Guideline Update: Combination of Counseling, Medications Most Effective for Combating Tobacco Dependence
By Paula Haas
5/7/2008
Originally released in 1996, the guideline was last updated in 2000.
"The 2008 update provides an excellent summary of evidence that has been accumulating about effective tobacco dependence treatment," says family physician Carlos Jaén, M.D., Ph.D., vice chair of the guideline update panel. Jaén is chair of the department of family and community medicine at the University of Texas Health Science Center in San Antonio. He's also a member of the AAFP Tobacco Cessation Advisory Committee.

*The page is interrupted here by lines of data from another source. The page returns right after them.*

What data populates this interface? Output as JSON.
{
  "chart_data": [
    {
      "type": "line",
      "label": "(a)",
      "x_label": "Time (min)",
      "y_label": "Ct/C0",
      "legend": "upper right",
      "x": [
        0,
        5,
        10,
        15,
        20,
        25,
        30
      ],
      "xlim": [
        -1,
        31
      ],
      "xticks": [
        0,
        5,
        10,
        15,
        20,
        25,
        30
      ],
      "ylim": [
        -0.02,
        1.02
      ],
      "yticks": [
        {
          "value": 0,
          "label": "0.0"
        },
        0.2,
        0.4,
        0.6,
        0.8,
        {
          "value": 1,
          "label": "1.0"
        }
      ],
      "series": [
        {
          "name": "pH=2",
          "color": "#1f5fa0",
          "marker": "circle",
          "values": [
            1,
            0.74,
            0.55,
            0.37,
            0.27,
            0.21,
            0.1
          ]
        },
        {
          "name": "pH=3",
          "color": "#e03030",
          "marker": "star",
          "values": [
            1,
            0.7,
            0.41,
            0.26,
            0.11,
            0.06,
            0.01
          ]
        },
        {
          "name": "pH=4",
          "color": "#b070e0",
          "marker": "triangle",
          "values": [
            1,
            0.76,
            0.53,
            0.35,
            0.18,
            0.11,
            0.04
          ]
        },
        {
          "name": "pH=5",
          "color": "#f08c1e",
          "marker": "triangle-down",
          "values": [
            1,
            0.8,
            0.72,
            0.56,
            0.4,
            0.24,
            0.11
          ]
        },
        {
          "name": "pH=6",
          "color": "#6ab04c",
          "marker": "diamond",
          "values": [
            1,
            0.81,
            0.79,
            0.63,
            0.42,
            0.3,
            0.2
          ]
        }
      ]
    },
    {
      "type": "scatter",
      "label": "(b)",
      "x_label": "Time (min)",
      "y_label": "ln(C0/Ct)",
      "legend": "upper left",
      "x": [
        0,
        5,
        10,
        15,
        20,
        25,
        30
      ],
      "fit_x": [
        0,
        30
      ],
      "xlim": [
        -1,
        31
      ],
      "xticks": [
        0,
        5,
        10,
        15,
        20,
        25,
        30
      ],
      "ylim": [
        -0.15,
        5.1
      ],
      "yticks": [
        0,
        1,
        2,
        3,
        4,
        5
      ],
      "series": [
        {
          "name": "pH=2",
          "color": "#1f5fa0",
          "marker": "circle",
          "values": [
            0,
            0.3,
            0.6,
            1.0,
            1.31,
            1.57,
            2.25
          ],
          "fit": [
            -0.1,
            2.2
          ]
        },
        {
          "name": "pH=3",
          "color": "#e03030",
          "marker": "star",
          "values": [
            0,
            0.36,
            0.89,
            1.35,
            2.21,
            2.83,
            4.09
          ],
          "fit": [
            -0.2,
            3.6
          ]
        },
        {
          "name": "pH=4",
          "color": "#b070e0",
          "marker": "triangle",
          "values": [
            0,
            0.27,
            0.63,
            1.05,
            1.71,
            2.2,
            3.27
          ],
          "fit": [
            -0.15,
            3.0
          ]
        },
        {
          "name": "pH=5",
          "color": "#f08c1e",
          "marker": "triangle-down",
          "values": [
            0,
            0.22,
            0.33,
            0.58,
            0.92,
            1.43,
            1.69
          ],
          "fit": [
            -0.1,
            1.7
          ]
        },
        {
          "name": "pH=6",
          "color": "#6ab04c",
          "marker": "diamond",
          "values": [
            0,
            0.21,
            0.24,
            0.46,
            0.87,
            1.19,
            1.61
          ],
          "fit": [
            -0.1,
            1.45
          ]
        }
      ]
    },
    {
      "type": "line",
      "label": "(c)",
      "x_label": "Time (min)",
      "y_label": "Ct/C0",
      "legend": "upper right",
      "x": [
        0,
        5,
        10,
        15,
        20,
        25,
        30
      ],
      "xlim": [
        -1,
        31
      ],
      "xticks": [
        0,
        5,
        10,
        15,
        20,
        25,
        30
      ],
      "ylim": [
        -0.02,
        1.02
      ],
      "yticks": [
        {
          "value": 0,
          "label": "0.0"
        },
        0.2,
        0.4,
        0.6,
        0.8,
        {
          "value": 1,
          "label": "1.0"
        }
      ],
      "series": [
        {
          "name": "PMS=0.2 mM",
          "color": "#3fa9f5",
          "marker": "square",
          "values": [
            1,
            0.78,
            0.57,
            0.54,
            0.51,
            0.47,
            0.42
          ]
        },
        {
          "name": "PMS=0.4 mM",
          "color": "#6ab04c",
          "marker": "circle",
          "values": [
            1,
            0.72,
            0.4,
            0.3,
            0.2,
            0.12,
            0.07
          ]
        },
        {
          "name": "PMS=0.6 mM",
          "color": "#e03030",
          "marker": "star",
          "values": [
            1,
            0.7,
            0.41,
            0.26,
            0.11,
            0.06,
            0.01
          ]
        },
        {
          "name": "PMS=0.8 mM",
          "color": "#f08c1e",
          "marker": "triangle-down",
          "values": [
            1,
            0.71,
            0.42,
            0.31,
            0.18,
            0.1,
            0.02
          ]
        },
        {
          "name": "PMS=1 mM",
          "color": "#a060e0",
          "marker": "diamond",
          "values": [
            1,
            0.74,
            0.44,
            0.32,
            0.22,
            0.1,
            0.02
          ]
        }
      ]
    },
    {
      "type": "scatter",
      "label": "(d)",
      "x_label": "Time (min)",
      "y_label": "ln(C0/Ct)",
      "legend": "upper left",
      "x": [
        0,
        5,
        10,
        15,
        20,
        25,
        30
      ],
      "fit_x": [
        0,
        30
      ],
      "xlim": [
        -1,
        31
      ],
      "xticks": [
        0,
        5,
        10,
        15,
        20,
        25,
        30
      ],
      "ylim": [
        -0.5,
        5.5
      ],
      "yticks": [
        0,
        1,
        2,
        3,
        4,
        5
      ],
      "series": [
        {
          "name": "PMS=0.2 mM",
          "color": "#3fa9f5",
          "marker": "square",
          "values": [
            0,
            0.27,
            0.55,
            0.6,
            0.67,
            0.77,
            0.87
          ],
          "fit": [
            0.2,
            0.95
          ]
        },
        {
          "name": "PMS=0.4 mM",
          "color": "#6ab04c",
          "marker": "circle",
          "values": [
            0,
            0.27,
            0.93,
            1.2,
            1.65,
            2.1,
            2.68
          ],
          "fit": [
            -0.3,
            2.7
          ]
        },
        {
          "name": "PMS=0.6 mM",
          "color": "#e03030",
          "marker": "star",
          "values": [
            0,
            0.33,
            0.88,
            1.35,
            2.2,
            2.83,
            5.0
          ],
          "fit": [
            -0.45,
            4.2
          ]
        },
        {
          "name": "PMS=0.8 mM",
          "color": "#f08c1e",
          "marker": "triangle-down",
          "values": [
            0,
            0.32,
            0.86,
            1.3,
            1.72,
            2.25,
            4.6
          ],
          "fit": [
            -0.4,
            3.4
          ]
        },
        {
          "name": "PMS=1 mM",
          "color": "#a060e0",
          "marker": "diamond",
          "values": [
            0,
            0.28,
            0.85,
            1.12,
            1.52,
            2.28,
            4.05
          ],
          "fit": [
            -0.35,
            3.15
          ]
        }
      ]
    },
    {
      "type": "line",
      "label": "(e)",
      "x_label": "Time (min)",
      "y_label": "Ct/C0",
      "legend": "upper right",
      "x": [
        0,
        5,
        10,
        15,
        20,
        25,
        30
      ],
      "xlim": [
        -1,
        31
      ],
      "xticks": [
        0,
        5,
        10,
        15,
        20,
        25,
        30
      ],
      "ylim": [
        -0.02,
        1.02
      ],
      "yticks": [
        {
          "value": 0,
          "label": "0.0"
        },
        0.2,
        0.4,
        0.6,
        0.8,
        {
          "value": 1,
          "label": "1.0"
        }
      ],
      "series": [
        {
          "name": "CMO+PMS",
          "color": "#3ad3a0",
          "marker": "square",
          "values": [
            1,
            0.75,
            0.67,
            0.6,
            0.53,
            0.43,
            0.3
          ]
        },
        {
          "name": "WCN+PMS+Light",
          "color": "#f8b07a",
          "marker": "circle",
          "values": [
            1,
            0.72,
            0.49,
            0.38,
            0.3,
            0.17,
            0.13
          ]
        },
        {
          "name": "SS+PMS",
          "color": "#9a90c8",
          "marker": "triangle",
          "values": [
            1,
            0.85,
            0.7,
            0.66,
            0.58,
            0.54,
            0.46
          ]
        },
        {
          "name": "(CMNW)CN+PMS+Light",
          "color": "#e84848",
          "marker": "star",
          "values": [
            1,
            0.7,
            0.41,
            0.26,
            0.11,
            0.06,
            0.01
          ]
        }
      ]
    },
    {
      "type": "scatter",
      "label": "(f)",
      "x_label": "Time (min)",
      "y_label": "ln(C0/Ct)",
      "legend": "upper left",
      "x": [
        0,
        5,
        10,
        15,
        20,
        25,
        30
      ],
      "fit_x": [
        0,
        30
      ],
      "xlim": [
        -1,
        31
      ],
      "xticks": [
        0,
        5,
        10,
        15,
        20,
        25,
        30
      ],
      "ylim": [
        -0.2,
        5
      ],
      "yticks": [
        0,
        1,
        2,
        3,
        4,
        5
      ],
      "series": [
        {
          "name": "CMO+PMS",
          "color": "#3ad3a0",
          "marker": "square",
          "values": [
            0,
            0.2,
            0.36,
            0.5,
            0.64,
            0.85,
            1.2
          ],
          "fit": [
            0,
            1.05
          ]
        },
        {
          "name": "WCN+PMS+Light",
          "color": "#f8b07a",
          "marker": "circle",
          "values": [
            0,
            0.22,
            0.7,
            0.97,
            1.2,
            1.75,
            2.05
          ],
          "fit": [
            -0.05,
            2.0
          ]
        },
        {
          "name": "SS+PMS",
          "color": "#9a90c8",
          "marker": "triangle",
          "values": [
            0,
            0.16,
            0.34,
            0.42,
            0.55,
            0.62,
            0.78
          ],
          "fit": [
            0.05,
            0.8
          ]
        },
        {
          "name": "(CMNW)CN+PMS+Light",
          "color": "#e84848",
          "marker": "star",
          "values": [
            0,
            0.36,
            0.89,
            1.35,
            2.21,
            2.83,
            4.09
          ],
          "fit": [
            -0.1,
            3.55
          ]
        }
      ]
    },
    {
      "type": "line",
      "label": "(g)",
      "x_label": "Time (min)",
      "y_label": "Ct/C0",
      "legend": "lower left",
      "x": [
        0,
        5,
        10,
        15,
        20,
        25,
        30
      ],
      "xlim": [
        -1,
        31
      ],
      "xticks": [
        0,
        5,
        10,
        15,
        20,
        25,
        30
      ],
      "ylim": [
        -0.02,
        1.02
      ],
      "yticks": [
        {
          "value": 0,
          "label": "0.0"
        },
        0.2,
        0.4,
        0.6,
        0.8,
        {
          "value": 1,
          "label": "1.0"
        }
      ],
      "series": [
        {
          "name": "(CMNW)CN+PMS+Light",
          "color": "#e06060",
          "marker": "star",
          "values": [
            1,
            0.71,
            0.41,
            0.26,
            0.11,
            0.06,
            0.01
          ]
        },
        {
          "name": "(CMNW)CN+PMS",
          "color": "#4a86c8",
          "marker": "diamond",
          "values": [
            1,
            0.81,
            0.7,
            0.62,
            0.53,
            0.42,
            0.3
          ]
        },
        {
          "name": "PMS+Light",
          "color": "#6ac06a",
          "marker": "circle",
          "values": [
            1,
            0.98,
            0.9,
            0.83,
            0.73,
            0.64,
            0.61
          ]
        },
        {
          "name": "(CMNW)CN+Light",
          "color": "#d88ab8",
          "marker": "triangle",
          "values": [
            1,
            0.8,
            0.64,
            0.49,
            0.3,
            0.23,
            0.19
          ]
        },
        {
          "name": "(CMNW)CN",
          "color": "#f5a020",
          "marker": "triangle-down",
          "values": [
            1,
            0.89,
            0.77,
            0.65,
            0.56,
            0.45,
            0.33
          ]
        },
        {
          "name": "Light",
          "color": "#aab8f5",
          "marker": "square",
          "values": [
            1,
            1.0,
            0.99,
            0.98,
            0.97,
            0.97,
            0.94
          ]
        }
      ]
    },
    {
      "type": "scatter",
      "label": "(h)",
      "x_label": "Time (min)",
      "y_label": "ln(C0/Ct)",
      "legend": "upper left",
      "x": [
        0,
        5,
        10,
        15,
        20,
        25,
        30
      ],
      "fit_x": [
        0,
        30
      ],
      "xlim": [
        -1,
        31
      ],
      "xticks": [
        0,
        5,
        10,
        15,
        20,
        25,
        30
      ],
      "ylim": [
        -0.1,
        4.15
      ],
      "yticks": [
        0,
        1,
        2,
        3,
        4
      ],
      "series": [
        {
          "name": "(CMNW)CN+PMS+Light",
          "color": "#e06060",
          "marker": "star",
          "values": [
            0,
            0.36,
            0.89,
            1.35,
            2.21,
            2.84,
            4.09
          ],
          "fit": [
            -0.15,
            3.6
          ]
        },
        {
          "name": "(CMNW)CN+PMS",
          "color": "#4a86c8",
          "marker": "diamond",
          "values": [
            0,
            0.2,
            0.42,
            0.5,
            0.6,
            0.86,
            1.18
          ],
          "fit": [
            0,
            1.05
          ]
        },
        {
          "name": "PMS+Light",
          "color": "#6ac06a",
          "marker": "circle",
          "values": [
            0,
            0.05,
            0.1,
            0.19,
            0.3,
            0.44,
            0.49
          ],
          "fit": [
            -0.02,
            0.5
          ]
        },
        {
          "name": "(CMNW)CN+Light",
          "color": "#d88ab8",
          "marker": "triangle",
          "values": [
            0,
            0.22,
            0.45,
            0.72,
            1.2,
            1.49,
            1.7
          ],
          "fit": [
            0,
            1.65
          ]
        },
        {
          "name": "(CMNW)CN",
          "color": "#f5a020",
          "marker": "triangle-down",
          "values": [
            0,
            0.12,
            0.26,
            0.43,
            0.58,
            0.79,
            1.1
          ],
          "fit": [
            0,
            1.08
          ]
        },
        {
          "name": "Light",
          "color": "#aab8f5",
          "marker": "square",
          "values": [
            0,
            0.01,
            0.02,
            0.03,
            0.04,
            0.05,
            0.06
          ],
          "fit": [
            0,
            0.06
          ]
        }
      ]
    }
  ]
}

The management concepts set forth in the guideline update stand to benefit family physicians and their patients in particular, Jaén says. "At no other time in history have we had such a large number of effective treatments and interventions that can be delivered in the context of the family medicine office."
The update makes it clear that tobacco dependence is a chronic disease that often requires repeated interventions and multiple attempts to quit, Jaén says. "We wouldn't think of counseling a diabetic patient for diet and exercise once and then be done with it. The same applies to tobacco dependence."
Audio Podcast Discusses Guideline Update
Another member of the AAFP Tobacco Cessation Advisory Committee, Tom Weida, M.D., represented the Academy at the May 7 release of the guideline update in Chicago. He also is speaker of the AAFP Congress of Delegates and professor of family and community medicine at Penn State College of Medicine in Hershey, Pa.
Weida says the 2008 guideline update is consistent with the Academy's position on treating tobacco dependence. Like Jaén, Weida is pleased with the guideline's approach to tobacco dependence as a chronic condition. "Because of that, caring for tobacco dependence fits in with the patient-centered medical home and the chronic disease management process," Weida says. "If Medicare accepts tobacco dependence as a chronic disease, then we can provide effective treatment and get paid appropriately for it. Currently, we have to show that we're treating another disease, such as bronchitis, in order to get paid for treating tobacco dependence."
Intervention Strategies
- ask patients about tobacco use,
- advise tobacco users to quit,
- assess their willingness to make a quit attempt,
- assist them in the quit attempt and
- arrange follow-up.
After tobacco use has been identified, the clinician has advised the patient to quit and the patient has expressed a willingness to do so, the clinician should encourage use of both counseling and medication for adults, the guideline update says. Because there is little evidence showing that medications are effective in achieving long-term abstinence in adolescents, counseling should be encouraged in these patients.
Individual, group and telephone counseling are all effective, according to the update, and their effectiveness increases with treatment intensity. "I was pleasantly surprised by the strength of evidence for counseling provided by telephone quitlines," Jaén says. "It's a powerful way to augment anything we do in the office." Quitlines are available in all states and from national organizations. For example, tobacco users throughout the United States can call (800) QUIT-NOW [784-8669] for free tobacco cessation counseling.
The update also specifies seven first-line medications that reliably increase long-term smoking abstinence rates, and it provides information on their clinical use. The medications are
- nicotine gum,
- nicotine inhaler,
- nicotine lozenge,
- nicotine nasal spray,
- nicotine patch,
- bupropion SR and
- varenicline.
Evidence also shows that careful use of certain combinations of medications -- such as the nicotine patch and nicotine gum -- is effective, says Jaén.
If a tobacco user is unwilling to make a quit attempt, clinicians should use motivational interventions described in the update, which have been shown to increase future quit attempts.
Support From the System
- implement a tobacco-user identification system in every clinic;
- provide adequate training, resources and feedback to ensure providers consistently deliver effective treatments;
- dedicate staff to provide tobacco dependence treatment;
- promote hospital policies that support and provide tobacco dependence services; and
- include tobacco dependence treatments in health insurance packages, removing barriers such as co-pays, and encouraging patients to use these services.